The speedups come from pairing a full-size “target” model with a smaller “drafter” model—sometimes the same architecture at a different scale, sometimes entirely different families like Qwen-0.6B drafting Qwen-27B. The DDTree verifier then checks multiple draft tokens in parallel rather than one-by-one. For prefill, PFlash uses a tiny drafter to predict which prompt tokens matter and skips the rest via sparse attention.

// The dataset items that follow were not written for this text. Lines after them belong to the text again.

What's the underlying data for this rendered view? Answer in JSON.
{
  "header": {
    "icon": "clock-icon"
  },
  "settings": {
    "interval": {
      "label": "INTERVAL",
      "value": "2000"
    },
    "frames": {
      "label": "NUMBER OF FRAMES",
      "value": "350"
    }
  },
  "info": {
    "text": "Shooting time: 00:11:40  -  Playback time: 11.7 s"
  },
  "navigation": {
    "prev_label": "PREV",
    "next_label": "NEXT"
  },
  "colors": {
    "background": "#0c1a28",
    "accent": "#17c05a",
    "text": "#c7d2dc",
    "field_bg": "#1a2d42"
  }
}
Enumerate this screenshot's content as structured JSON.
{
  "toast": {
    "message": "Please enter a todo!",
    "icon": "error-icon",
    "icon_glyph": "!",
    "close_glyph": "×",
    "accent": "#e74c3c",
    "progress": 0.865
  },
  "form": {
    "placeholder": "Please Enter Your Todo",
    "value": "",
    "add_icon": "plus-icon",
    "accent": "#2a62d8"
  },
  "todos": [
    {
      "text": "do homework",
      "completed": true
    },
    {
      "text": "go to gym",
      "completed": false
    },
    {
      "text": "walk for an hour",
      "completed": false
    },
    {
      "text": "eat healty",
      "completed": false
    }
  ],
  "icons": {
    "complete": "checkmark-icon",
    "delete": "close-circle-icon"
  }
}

The README claims up to ~5.6× combined speedup on Qwen 3.6-27B with PFlash, and 4.84× with DDTree speculative decode.

Key highlights

Concrete benchmarks on real hardware: RTX 3090 is the reference target; RTX 5090 hits 205 tok/s; even a 2080 Ti manages 53 tok/s. AMD Strix Halo and RX 7900 XTX are supported via HIP.
Aggressive KV cache quantization: TQ3_0 at 3.5 bits-per-value fits 256K context in 24 GB VRAM; Q4_0 legacy path for ~128K.
Draft residency controls: --draft-residency lets you evict draft weights after each request to save VRAM, or keep them pinned for speed.
Multi-GPU and mixed backend: target and draft can live on different GPUs, or even CUDA/HIP split via IPC.
No PyTorch for the server: pure CMake/C++ build against a forked llama.cpp; only the Megakernel component needs PyTorch 2.0+.

Caveats

Narrow model support: the headline numbers are Qwen-heavy; Gemma-4-26B only sees 1.31×, and the drafter table is short.
Tuning burden: DDTree budget defaults vary by card (22 for 3090, 40 for 5090), and the README suggests re-sweeping for your specific GPU.
WSL2 and newer archs untested or community-benched: RTX 4090 is 🟡 WSL2-only; Jetson AGX Thor builds but has no benchmarks.

Verdict

Worth a look if you’re running local LLMs on a single high-end NVIDIA (or AMD) GPU and want more throughput than stock llama.cpp without managing a cloud bill. Skip it if you need broad model coverage out of the box, or if your hardware isn’t in the tested matrix.